Can You Repair Your Own Hearing Aids?


If you fancy yourself a handyperson and know the difference between socket, adjustable, and Allen wrenches, you might be tempted to tinker with your hearing aids should they suddenly quit working. While a DIY mentality is admirable, your Las Vegas audiologist doesn’t recommend attempting to repair hearing aids yourself; they are sophisticated instruments with complex internal circuitry and doing so could void the warranty. October is National Audiology Awareness Month, and we’d like to take the opportunity to let you know there are a number of troubleshooting techniques you can try that might resolve any issues you are having without the need to send your hearing aids in for repair.

Routine Maintenance

Tools to repair your hearing aid

There’s no getting around the fact that hearing aids are a major investment. For those with hearing loss, it’s money well spent; hearing aids help the majority of people with impaired hearing communicate more effectively and enjoy a better quality of life. While they are designed to last for a long time – 5-7 years is typical – hearing aids are exposed to harsh conditions on a daily basis. Heat, moisture, earwax, and dirt all take their toll, making it likely that at some point you’ll encounter a situation where they no longer perform as optimally as before. Routine maintenance procedures will go a long way toward extending the life of your hearing aids.

The best preventive strategy involves a little elbow grease. You’ll want to clean your hearing aids every day using a soft, dry cloth. Avoid water, solvents, cleaning fluids, and alcohol, unless you’re toasting to a job well done afterward, because moisture is the enemy. Your Las Vegas audiologist can provide you with a multi-tool, a sort of Swiss Army Knife for your hearing aids that can help you clean those hard-to-reach places. It includes a wire loop, magnet, and brush (but sadly, no miniature pair of scissors or toothpick), and is useful for removing wax and dirt from nooks and crannies. Even your best efforts won’t yield perfect results, so we recommend you schedule a clean-and-check appointment with your audiologist in Nevada at least once a year.

Troubleshooting Tips

Keeping your hearing aids clean will help, but occasionally you’ll still encounter problems. Some of the more common ones – and solutions you can try at home for resolving them – include:

  • Feedback/whistling. If you experience a high-pitched whining when inserting your hearing aids, and you can rule out a child in the general vicinity, you might have simply inserted the devices incorrectly. Try taking them out and putting them back in again. If this doesn’t do the trick, earwax might be clogging the ports. Clean them thoroughly and see if that helps.
  • Distortion/muffled sound.
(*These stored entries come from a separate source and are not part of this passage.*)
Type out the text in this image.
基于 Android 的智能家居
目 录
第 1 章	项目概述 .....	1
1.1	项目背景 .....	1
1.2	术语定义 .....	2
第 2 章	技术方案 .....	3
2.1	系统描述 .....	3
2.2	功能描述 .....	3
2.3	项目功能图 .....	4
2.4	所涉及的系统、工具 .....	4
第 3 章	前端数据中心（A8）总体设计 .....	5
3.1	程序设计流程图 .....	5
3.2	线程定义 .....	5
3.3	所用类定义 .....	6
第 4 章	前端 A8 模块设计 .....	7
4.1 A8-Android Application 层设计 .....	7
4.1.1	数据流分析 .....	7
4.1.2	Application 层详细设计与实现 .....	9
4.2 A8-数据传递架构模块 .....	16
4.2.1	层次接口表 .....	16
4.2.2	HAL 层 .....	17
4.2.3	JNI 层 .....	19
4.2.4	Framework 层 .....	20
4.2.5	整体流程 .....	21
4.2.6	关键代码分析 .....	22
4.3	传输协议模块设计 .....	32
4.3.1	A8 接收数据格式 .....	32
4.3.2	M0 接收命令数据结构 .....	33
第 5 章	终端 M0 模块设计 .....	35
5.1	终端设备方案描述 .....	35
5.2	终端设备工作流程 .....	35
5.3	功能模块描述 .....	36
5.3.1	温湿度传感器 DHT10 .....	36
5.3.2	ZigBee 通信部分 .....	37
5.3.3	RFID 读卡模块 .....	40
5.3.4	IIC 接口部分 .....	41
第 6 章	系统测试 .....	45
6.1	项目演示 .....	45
If the sound coming through your hearing aids is distorted or unclear, your battery or contacts might be dirty or corroded. Often, simply opening and reclosing the battery compartment door resolves the problem. If not, try cleaning the battery surfaces and/or replacing the battery. Also make sure you haven’t inadvertently turned on your hearing aids’ telecoil (T-coil) mode.
  • No sound. We hate to sound like Captain Obvious here, but please make sure your battery hasn’t died. If not, check to see if the microphone or a sound outlet is clogged, and try changing the wax filter.

Many times, these simple steps will clear up your problem. If not, PUT AWAY THE TOOLBOX and call your Las Vegas audiologist instead. They’ll either be able to repair your hearing aids in the office or send them away to the manufacturer. The cost will depend on the extent of damage, parts and labor, and any warranty coverage.